- Side A of US single (MGM)

Single by The Gentrys

from the album Keep On Dancing
- B-side: "Make Up Your Mind"
- Released: June 1965 (U.S.)
- Recorded: 1965
- Genre: Garage rock
- Length: 2:08
- Label: Youngstown Y-601
- Songwriter(s): Allen A. Jones, Andrew Love, Richard Shann

The Gentrys singles chronology
| "Sometimes" (1964) | "Keep On Dancing" (1965) | "Little Drops of Water" (1965) |

= Keep On Dancing (The Gentrys song) =

"Keep On Dancing" is a rock song written by Allen A. Jones, Andrew Love and Richard Shann, originally recorded by the U.S. R&B group, The Avantis (not to be confused with the surf rock band with the same name) on Argo Records in 1963.

==The Gentrys cover==
In 1965, the song was covered by The Gentrys. The Gentrys' version was first released on Youngstown 601 in 1965, but was soon nationally distributed by MGM Records. "Keep On Dancing" is notable for the fact that it is actually one short recording repeated in order to stretch the record out to the length of the typical pop single of its day. The second part of the song (after the false fade, beginning with Gentrys drummer Larry Wall's drum fill) is the same as the first. Although the Gentrys usually had Jimmy Hart and Bruce Bowles as singers, the band's guitarist, Larry Raspberry, sang lead vocals on the song.

==Chart performance and sales==
"Keep On Dancing" reached No. 4 in 1965 on the Billboard Hot 100 chart on October 30. It reached No. 5 on Cashbox for two weeks. It stayed on the Hot 100 for 13 weeks and Cashbox for 14 weeks. It surpassed a million copies in sales after leaving the charts.
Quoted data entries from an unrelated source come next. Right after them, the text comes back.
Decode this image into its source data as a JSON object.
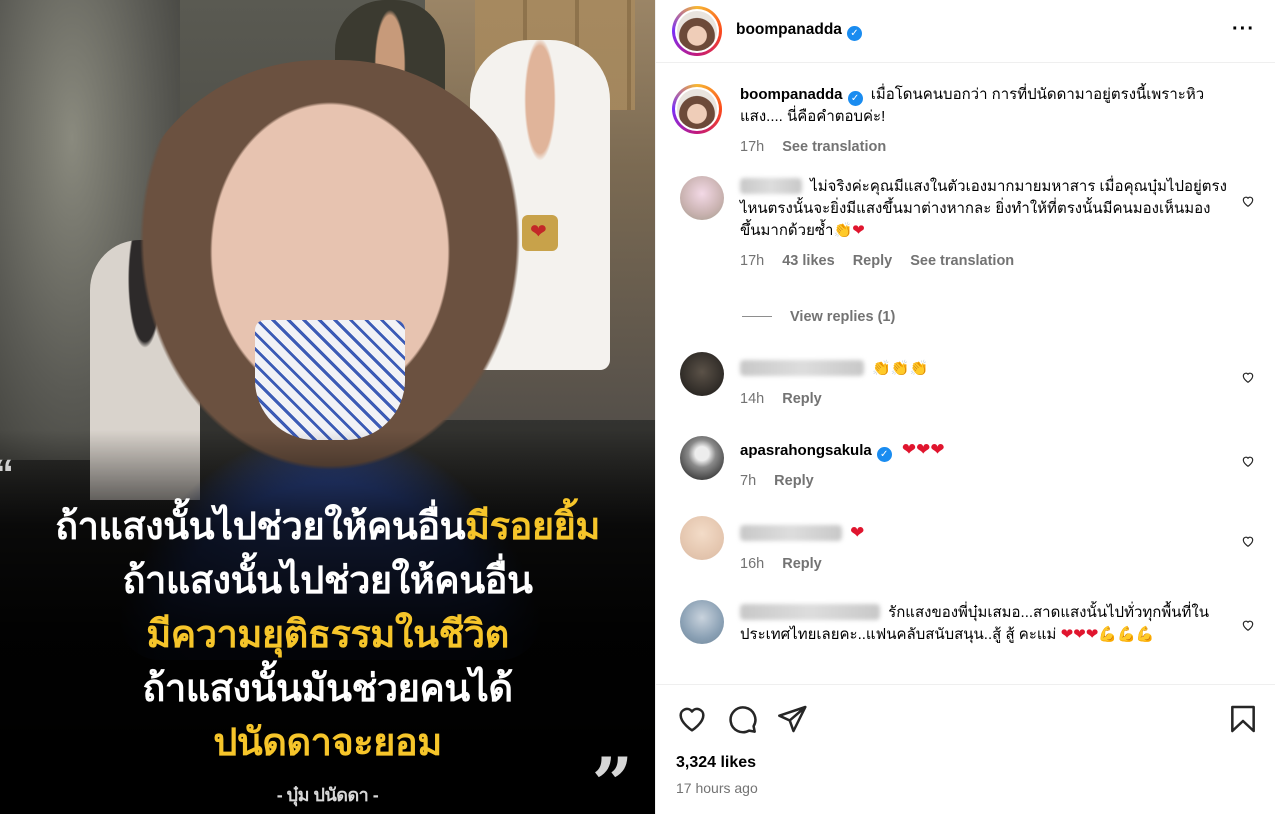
{
  "post_image": {
    "caption_lines": [
      {
        "white": "ถ้าแสงนั้นไปช่วยให้คนอื่น",
        "yellow": "มีรอยยิ้ม"
      },
      {
        "white": "ถ้าแสงนั้นไปช่วยให้คนอื่น",
        "yellow": ""
      },
      {
        "white": "",
        "yellow": "มีความยุติธรรมในชีวิต"
      },
      {
        "white": "ถ้าแสงนั้นมันช่วยคนได้",
        "yellow": ""
      },
      {
        "white": "",
        "yellow": "ปนัดดาจะยอม"
      }
    ],
    "signature": "- บุ๋ม ปนัดดา -"
  },
  "header": {
    "username": "boompanadda",
    "more_icon": "more-horizontal-icon"
  },
  "caption_post": {
    "username": "boompanadda",
    "text": "เมื่อโดนคนบอกว่า การที่ปนัดดามาอยู่ตรงนี้เพราะหิวแสง.... นี่คือคำตอบค่ะ!",
    "time": "17h",
    "see_translation": "See translation"
  },
  "comments": [
    {
      "username": "",
      "text": "ไม่จริงค่ะคุณมีแสงในตัวเองมากมายมหาสาร เมื่อคุณบุ๋มไปอยู่ตรงไหนตรงนั้นจะยิ่งมีแสงขึ้นมาต่างหากละ ยิ่งทำให้ที่ตรงนั้นมีคนมองเห็นมองขึ้นมากด้วยซ้ำ",
      "emoji": "👏❤",
      "time": "17h",
      "likes": "43 likes",
      "reply": "Reply",
      "see_translation": "See translation",
      "view_replies": "View replies (1)"
    },
    {
      "username": "",
      "text": "",
      "emoji": "👏👏👏",
      "time": "14h",
      "reply": "Reply"
    },
    {
      "username": "apasrahongsakula",
      "text": "",
      "emoji": "❤❤❤",
      "time": "7h",
      "reply": "Reply"
    },
    {
      "username": "",
      "text": "",
      "emoji": "❤",
      "time": "16h",
      "reply": "Reply"
    },
    {
      "username": "",
      "text": "รักแสงของพี่บุ๋มเสมอ...สาดแสงนั้นไปทั่วทุกพื้นที่ในประเทศไทยเลยคะ..แฟนคลับสนับสนุน..สู้ สู้ คะแม่",
      "emoji": "❤❤❤💪💪💪",
      "time": "",
      "reply": ""
    }
  ],
  "footer": {
    "likes": "3,324 likes",
    "time": "17 hours ago"
  },
  "colors": {
    "accent_yellow": "#f6c52a",
    "verified_blue": "#1a8cf0",
    "heart_red": "#e0152e",
    "meta_gray": "#737373"
  }
}
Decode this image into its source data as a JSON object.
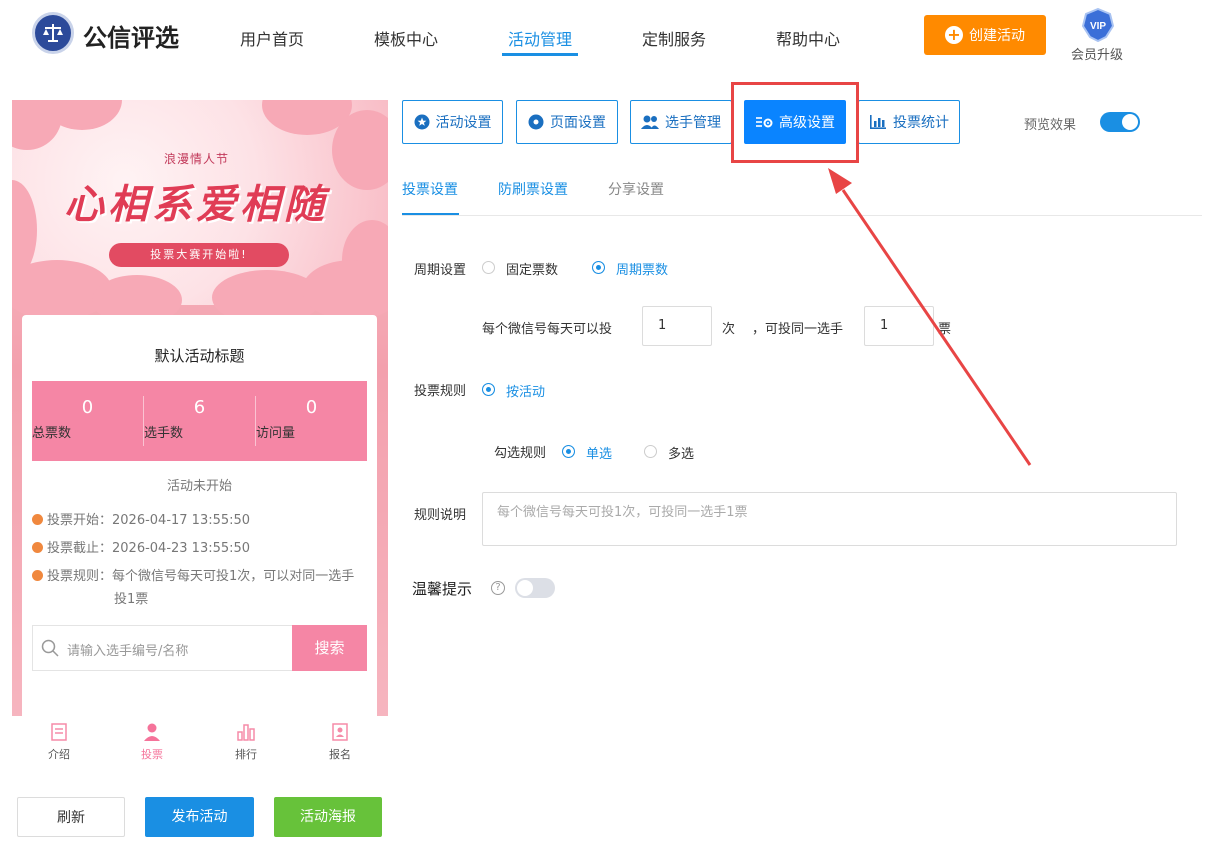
{
  "brand": {
    "name": "公信评选"
  },
  "nav": {
    "items": [
      "用户首页",
      "模板中心",
      "活动管理",
      "定制服务",
      "帮助中心"
    ],
    "active_index": 2,
    "create_label": "创建活动",
    "vip_badge": "VIP",
    "vip_label": "会员升级"
  },
  "preview": {
    "banner_subtitle": "浪漫情人节",
    "banner_title": "心相系爱相随",
    "banner_pill": "投票大赛开始啦!",
    "card_title": "默认活动标题",
    "stats": [
      {
        "value": "0",
        "label": "总票数"
      },
      {
        "value": "6",
        "label": "选手数"
      },
      {
        "value": "0",
        "label": "访问量"
      }
    ],
    "status": "活动未开始",
    "info": [
      "投票开始：2026-04-17 13:55:50",
      "投票截止：2026-04-23 13:55:50",
      "投票规则：每个微信号每天可投1次，可以对同一选手",
      "投1票"
    ],
    "search_placeholder": "请输入选手编号/名称",
    "search_button": "搜索",
    "tabs": [
      "介绍",
      "投票",
      "排行",
      "报名"
    ],
    "active_tab": 1
  },
  "bottom_buttons": {
    "refresh": "刷新",
    "publish": "发布活动",
    "poster": "活动海报"
  },
  "settings_tabs": [
    "活动设置",
    "页面设置",
    "选手管理",
    "高级设置",
    "投票统计"
  ],
  "active_settings_tab": 3,
  "preview_toggle": {
    "label": "预览效果",
    "on": true,
    "color": "#1a8fe3"
  },
  "sub_tabs": [
    "投票设置",
    "防刷票设置",
    "分享设置"
  ],
  "active_sub_tab": 0,
  "form": {
    "cycle_label": "周期设置",
    "cycle_options": [
      "固定票数",
      "周期票数"
    ],
    "cycle_selected": 1,
    "per_day_label": "每个微信号每天可以投",
    "per_day_value": "1",
    "times_unit": "次",
    "same_player_label": "，可投同一选手",
    "same_player_value": "1",
    "votes_unit": "票",
    "rule_label": "投票规则",
    "rule_option": "按活动",
    "check_rule_label": "勾选规则",
    "check_options": [
      "单选",
      "多选"
    ],
    "check_selected": 0,
    "rule_desc_label": "规则说明",
    "rule_desc_placeholder": "每个微信号每天可投1次，可投同一选手1票",
    "tip_label": "温馨提示",
    "tip_help": "?",
    "tip_on": false
  },
  "colors": {
    "primary": "#1a8fe3",
    "orange": "#ff8a00",
    "pink": "#f586a5",
    "green": "#67c23a",
    "annotation": "#e84545"
  }
}
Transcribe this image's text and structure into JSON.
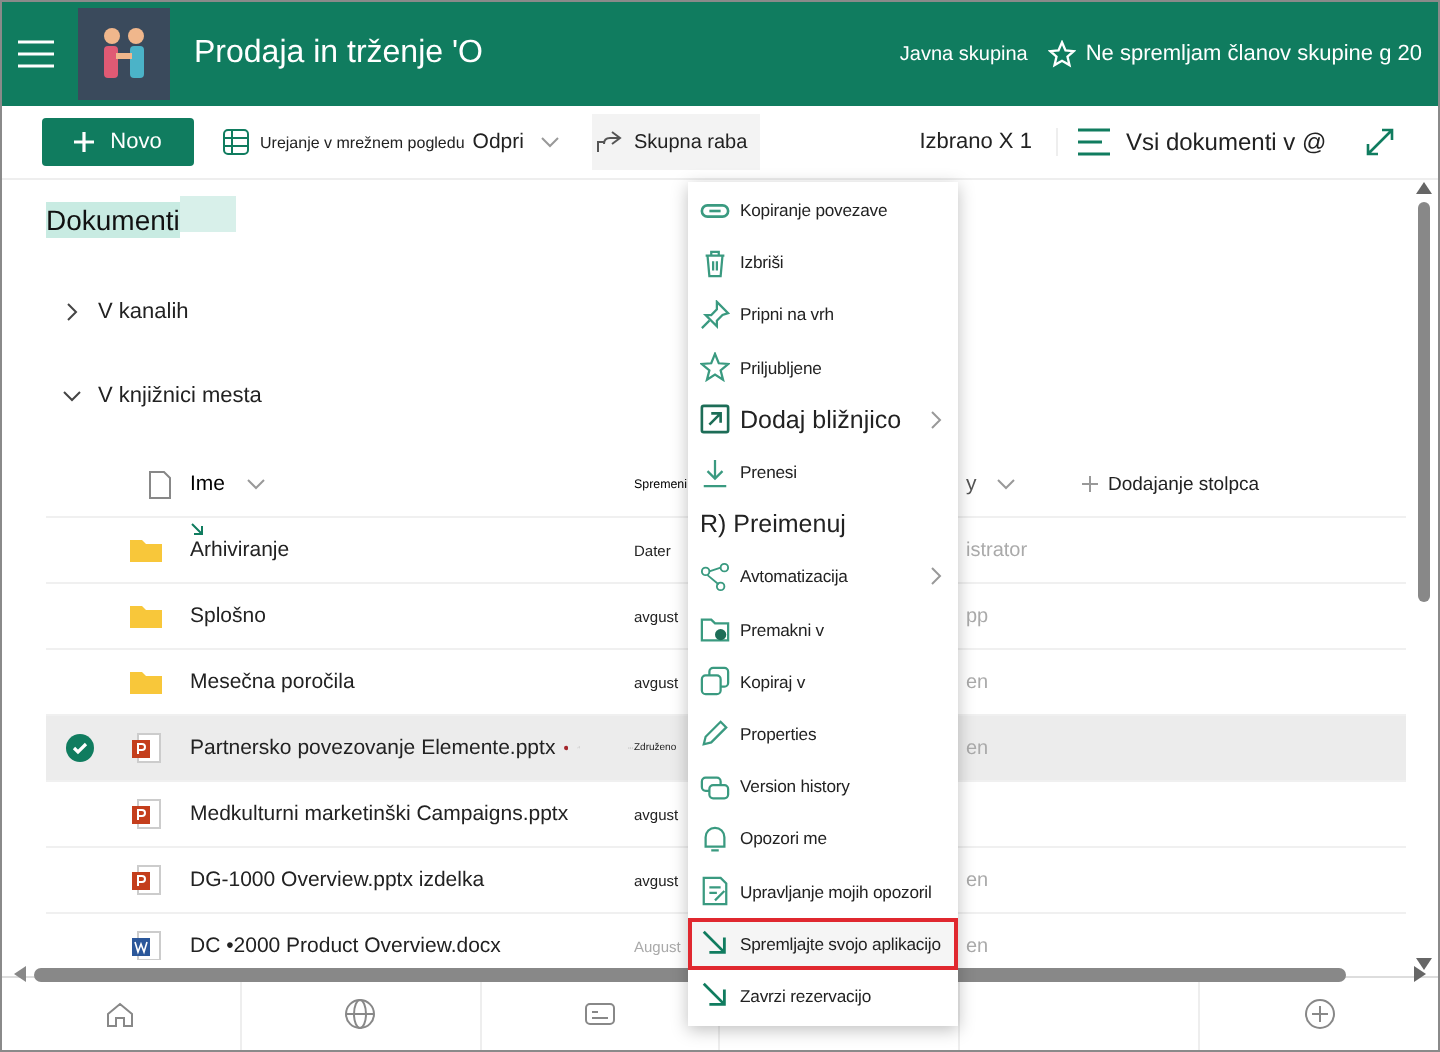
{
  "header": {
    "title": "Prodaja in trženje 'O",
    "privacy": "Javna skupina",
    "follow": "Ne spremljam članov skupine g 20"
  },
  "toolbar": {
    "new_button": "Novo",
    "grid_edit": "Urejanje v mrežnem pogledu",
    "open": "Odpri",
    "share": "Skupna raba",
    "selection": "Izbrano X 1",
    "view": "Vsi dokumenti v @"
  },
  "library": {
    "title": "Dokumenti",
    "groups": [
      {
        "label": "V kanalih",
        "expanded": false
      },
      {
        "label": "V knjižnici mesta",
        "expanded": true
      }
    ]
  },
  "table": {
    "columns": [
      "Ime",
      "Spremeni",
      "y",
      "Dodajanje stolpca"
    ],
    "rows": [
      {
        "kind": "folder",
        "name": "Arhiviranje",
        "modified": "Dater",
        "modified_by": "istrator",
        "selected": false,
        "new": true
      },
      {
        "kind": "folder",
        "name": "Splošno",
        "modified": "avgust",
        "modified_by": "pp",
        "selected": false,
        "new": false
      },
      {
        "kind": "folder",
        "name": "Mesečna poročila",
        "modified": "avgust",
        "modified_by": "en",
        "selected": false,
        "new": false
      },
      {
        "kind": "pptx",
        "name": "Partnersko povezovanje Elemente.pptx",
        "modified": "Združeno",
        "modified_by": "en",
        "selected": true,
        "new": false
      },
      {
        "kind": "pptx",
        "name": "Medkulturni marketinški Campaigns.pptx",
        "modified": "avgust",
        "selected": false,
        "new": false
      },
      {
        "kind": "pptx",
        "name": "DG-1000 Overview.pptx izdelka",
        "modified": "avgust",
        "modified_by": "en",
        "selected": false,
        "new": false
      },
      {
        "kind": "docx",
        "name": "DC •2000 Product Overview.docx",
        "modified": "August",
        "modified_by": "en",
        "selected": false,
        "new": false
      }
    ]
  },
  "context_menu": [
    {
      "label": "Kopiranje povezave",
      "large": false,
      "submenu": false,
      "highlighted": false
    },
    {
      "label": "Izbriši",
      "large": false,
      "submenu": false,
      "highlighted": false
    },
    {
      "label": "Pripni na vrh",
      "large": false,
      "submenu": false,
      "highlighted": false
    },
    {
      "label": "Priljubljene",
      "large": false,
      "submenu": false,
      "highlighted": false
    },
    {
      "label": "Dodaj bližnjico",
      "large": true,
      "submenu": true,
      "highlighted": false
    },
    {
      "label": "Prenesi",
      "large": false,
      "submenu": false,
      "highlighted": false
    },
    {
      "label": "R) Preimenuj",
      "large": true,
      "submenu": false,
      "highlighted": false
    },
    {
      "label": "Avtomatizacija",
      "large": false,
      "submenu": true,
      "highlighted": false
    },
    {
      "label": "Premakni v",
      "large": false,
      "submenu": false,
      "highlighted": false
    },
    {
      "label": "Kopiraj v",
      "large": false,
      "submenu": false,
      "highlighted": false
    },
    {
      "label": "Properties",
      "large": false,
      "submenu": false,
      "highlighted": false
    },
    {
      "label": "Version history",
      "large": false,
      "submenu": false,
      "highlighted": false
    },
    {
      "label": "Opozori me",
      "large": false,
      "submenu": false,
      "highlighted": false
    },
    {
      "label": "Upravljanje mojih opozoril",
      "large": false,
      "submenu": false,
      "highlighted": false
    },
    {
      "label": "Spremljajte svojo aplikacijo",
      "large": false,
      "submenu": false,
      "highlighted": true
    },
    {
      "label": "Zavrzi rezervacijo",
      "large": false,
      "submenu": false,
      "highlighted": false
    }
  ]
}
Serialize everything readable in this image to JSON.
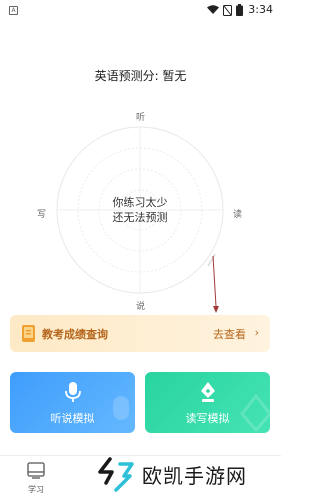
{
  "status_bar": {
    "app_badge": "A",
    "time": "3:34",
    "icons": [
      "wifi-icon",
      "sim-off-icon",
      "battery-icon"
    ]
  },
  "score": {
    "title": "英语预测分: 暂无"
  },
  "radar": {
    "center_line1": "你练习太少",
    "center_line2": "还无法预测",
    "axis_top": "听",
    "axis_left": "写",
    "axis_right": "读",
    "axis_bottom": "说"
  },
  "exam_query": {
    "label": "教考成绩查询",
    "action": "去查看",
    "chevron": "›",
    "accent": "#b5661d"
  },
  "cards": {
    "listen_label": "听说模拟",
    "write_label": "读写模拟",
    "listen_color": "#3f9dfb",
    "write_color": "#29d4a0"
  },
  "tab_bar": {
    "study_label": "学习"
  },
  "watermark": {
    "text": "欧凯手游网"
  }
}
| Chart (1965) | Peak position |
|---|---|
| US Billboard Hot 100 | 4 |
| US Cashbox Top 100 | 5 |

==Other cover versions==
- In 1971, the Bay City Rollers covered the song as their debut single and their version charted at No. 9 in the UK.
- Pink Lady recorded a Japanese-language version of the song on their 1977 debut album Pepper Keibu.